I brought the UAV up to cruising speed and let it fly itself, mostly, only banking a bit to bring it in over Castle Clinton in Battery Park. I kept my altitude low, balancing the possibility of one or two undead spies hearing the propeller against flying high and letting millions of them see it. That meant flying between buildings - something the Predator was built to do, although it was also supposed to have a highly trained pilot at the controls. When faced with the brick wall of Lower Manhattan I aimed for a narrow funnel at the top of the Battery where Bowling Green opened up the wide canyon of Broadway.
"Easy this time - don't try to force her." Kreutzer leaned toward me and I could smell his breath as I neared the vortex that had brought me down before. This time I just let go of the throttle at the crucial moment and the Predator shot through, yanked along by the edge of the wind shear instead of trying to punch through it. I was leveling out over the abandoned cars of Broadway when the Iridium cell phone started chirping.
"What do I do?" I asked, "what do I do?" Jack rushed into the trailer and booted up a secondary pilot's terminal. He knew only one person had the phone number. He took control of the vehicle and I rushed outside into the sunlight and the green grass and answered the call.
"You're spying on me now?" Gary asked.
I was stunned. "What are you talking about?"
The dead man laughed in my ear. "I see all, Dekalb. Every walking corpse in Manhattan can be my eyes or my ears. I assume it was you who just dropped an airplane on my perfectly good island. You're getting some bright ideas, aren't you? You're planning to come up here and rescue the prisoners. It won't work."
I tried to bluff. "We were just looking for the drugs. Scoping out hospitals, looking for a way in to complete the original mission."

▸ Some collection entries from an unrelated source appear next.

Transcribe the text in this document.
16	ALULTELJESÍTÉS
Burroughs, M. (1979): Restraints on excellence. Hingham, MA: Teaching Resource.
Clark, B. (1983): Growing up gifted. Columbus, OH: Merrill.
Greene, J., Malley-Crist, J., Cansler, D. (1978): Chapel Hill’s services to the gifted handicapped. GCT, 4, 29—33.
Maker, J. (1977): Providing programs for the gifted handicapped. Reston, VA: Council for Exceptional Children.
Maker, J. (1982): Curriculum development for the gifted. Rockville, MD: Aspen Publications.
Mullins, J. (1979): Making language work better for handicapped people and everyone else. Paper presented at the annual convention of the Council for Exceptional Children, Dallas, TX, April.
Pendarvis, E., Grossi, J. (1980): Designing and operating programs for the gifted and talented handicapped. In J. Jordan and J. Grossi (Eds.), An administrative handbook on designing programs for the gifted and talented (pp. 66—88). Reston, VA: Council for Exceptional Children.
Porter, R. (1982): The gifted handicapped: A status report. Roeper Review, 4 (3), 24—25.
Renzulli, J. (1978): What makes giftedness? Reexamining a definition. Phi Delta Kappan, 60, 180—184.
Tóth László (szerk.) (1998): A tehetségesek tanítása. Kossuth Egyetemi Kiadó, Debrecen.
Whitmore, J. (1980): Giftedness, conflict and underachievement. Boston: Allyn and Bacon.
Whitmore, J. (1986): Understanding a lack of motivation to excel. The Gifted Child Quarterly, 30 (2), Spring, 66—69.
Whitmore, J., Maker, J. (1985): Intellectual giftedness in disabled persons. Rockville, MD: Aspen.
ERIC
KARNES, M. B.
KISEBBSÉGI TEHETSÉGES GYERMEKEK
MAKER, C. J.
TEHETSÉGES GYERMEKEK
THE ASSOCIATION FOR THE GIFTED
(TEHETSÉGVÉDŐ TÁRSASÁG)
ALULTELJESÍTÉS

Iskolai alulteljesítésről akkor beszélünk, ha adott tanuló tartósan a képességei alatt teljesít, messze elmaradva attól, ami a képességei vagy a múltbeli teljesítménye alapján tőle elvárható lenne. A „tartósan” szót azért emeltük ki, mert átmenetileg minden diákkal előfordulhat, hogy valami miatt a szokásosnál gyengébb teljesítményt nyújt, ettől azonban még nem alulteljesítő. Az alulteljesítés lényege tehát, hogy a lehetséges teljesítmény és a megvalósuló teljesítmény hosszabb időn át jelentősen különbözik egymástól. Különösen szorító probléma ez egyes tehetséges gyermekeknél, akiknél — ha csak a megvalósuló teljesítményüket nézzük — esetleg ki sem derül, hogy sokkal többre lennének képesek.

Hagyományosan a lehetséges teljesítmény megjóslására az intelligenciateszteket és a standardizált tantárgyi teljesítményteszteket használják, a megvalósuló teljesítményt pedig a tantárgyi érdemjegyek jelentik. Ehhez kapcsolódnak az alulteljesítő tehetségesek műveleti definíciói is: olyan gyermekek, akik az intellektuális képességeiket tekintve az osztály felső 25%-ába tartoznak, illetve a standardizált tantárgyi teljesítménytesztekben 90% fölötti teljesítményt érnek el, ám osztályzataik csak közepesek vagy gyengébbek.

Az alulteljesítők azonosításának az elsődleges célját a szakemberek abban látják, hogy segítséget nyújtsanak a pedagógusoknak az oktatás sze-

"Nice try. My brain is dead, not damaged. You want to kill me. I know I would do the same thing in your place. I'm a threat, a serious threat, and you want to neutralize me. Obviously I don't want that. I'm willing to make a deal."
I sat down hard on the lawn. "Talk to me. The survivors - "
"Are mine now," he interrupted. "There's no room for negotiation there. What I will give you is safe passage. I know you had some trouble with pigeons the other day. They're gone now. I'm going to let you enter Manhattan just long enough to get to the UN building, get your pills, and leave. Nobody will come close to you - I can keep them back. I can protect you. You do this and then you get on your boat and you leave here forever. Sound doable?"
"And if we try to take back the prisoners anyway?"
"Then you get to find out why a million dead men can't all be wrong. This is what I'm offering, Dekalb, and nothing else. Get the drugs and leave. Oh, and one other thing. Ayaan."
I looked over at the girl in question. She was posing for pictures - Fathia had found a Polaroid camera in one of the barracks and all the girls wanted a souvenir of their visit to New York City. She turned to look at me and smiled.
Gary purred in my ear. "Ayaan stays here. I want to cut the skin off her in little pieces and eat them one by one. I want to have some quality time with her viscera. She shot me in the head. Nobody gets a free ride after that."
I put a hand over my mouth to hold in what I wanted to say to that. Not going to fucking happen, asshole. Instead I waited a moment and said "I'll have to get back to you." I hit END and put away the phone.
"Dekalb," Kreutzer said from the door of the trailer. "We've got image." I followed him back into the stuffy enclosed space to see what Jack had found.